1764-11-30, de Voltaire [François Marie Arouet] à Étienne Noël Damilaville.

Mon cher frère, j'ai en main deux éxemplaires de l'ouvrage attribué à St Evremont, qu'on a joint à plusieurs autres. Mais comment vous envoier ces recueils? Il faudra attendre l'occasion de quelque voiageur.

Voicy en attendant, une petite brochure que l'on m'a adressée. Je crois que Merlin poura l'imprimer, sans que mr Marin puisse trouver mauvais qu'on ne se soit pas adressé à lui pour cette bagatelle: 1. elle n'est point de moi, et en second lieu, quand j'y aurais part, il ne conviendrait pas que j'en fisse les honneurs.

J'ai cru devoir emploier les bons offices de mr Marin dans ma réponse à Mr Defoncemagne, et lui marquer cette confiance. Je vois qu'il protège Duchêne qui est un bien mauvais imprimeur.

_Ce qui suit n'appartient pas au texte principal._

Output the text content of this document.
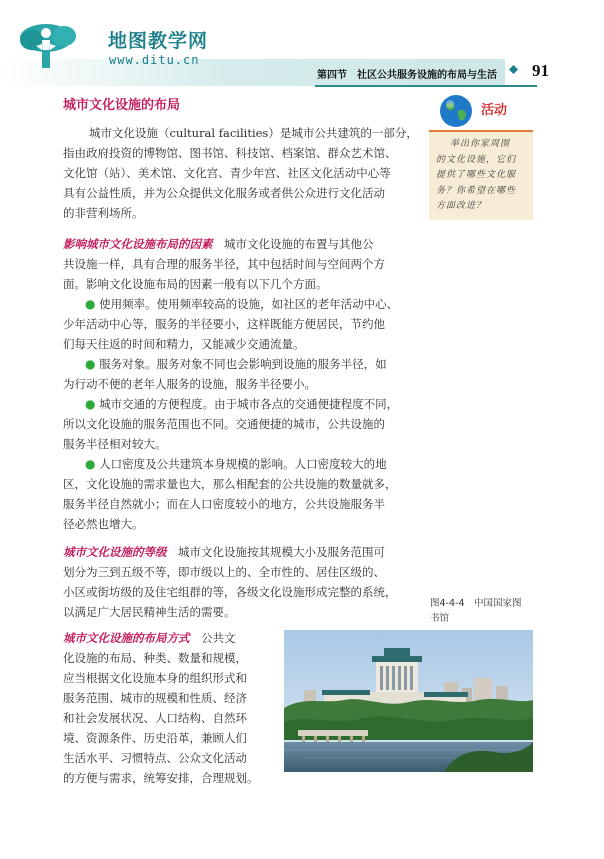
地图教学网
www.ditu.cn
第四节　社区公共服务设施的布局与生活 91
城市文化设施的布局
城市文化设施（cultural facilities）是城市公共建筑的一部分，
指由政府投资的博物馆、图书馆、科技馆、档案馆、群众艺术馆、
文化馆（站）、美术馆、文化宫、青少年宫、社区文化活动中心等
具有公益性质，并为公众提供文化服务或者供公众进行文化活动
的非营利场所。
影响城市文化设施布局的因素　 城市文化设施的布置与其他公
共设施一样，具有合理的服务半径，其中包括时间与空间两个方
面。影响文化设施布局的因素一般有以下几个方面。
● 使用频率。使用频率较高的设施，如社区的老年活动中心、
少年活动中心等，服务的半径要小，这样既能方便居民，节约他
们每天往返的时间和精力，又能减少交通流量。
● 服务对象。服务对象不同也会影响到设施的服务半径，如
为行动不便的老年人服务的设施，服务半径要小。
● 城市交通的方便程度。由于城市各点的交通便捷程度不同，
所以文化设施的服务范围也不同。交通便捷的城市，公共设施的
服务半径相对较大。
● 人口密度及公共建筑本身规模的影响。人口密度较大的地
区，文化设施的需求量也大，那么相配套的公共设施的数量就多，
服务半径自然就小；而在人口密度较小的地方，公共设施服务半
径必然也增大。
城市文化设施的等级　 城市文化设施按其规模大小及服务范围可
划分为三到五级不等，即市级以上的、全市性的、居住区级的、
小区或街坊级的及住宅组群的等，各级文化设施形成完整的系统，
以满足广大居民精神生活的需要。
城市文化设施的布局方式　 公共文
化设施的布局、种类、数量和规模，
应当根据文化设施本身的组织形式和
服务范围、城市的规模和性质、经济
和社会发展状况、人口结构、自然环
境、资源条件、历史沿革，兼顾人们
生活水平、习惯特点、公众文化活动
的方便与需求，统筹安排，合理规划。
活动
举出你家周围
的文化设施，它们
提供了哪些文化服
务？你希望在哪些
方面改进？
图4-4-4　中国国家图
书馆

Si jamais je puis trouver sous ma main quelque ouvrage qui puisse paraître en France sans faire crier les fanatiques, je vous l'enverrai pour en gratifier ce pauvre enchanteur Merlin.

On m'avertit que les Omers se préparent à faire incendier au bas de l'escalier certain portatif auquel je n'ai nulle part, et qu'ils veulent m'attribuer. Je ne sçais même si la chose n'est pas déjà faitte. Je me résigne à la volonté divine, et je m'envelope dans mon innocence. Le parlement Welche ne voit pas plus loin que son nez. Il devrait sentir combien il serait de son intérêt de favoriser la liberté de la presse, et que plus les prêtres seront décrédités, plus il aura de considération. Le sénat romain se garda bien de condamner les livres de Lucrece, et le parlement d'Angleterre, vrai parlement, ne soutient la liberté d'écrire que pour affermir la sienne.

Sur ce, je vous embrasse, je ris des Welches, je plains les philosophes.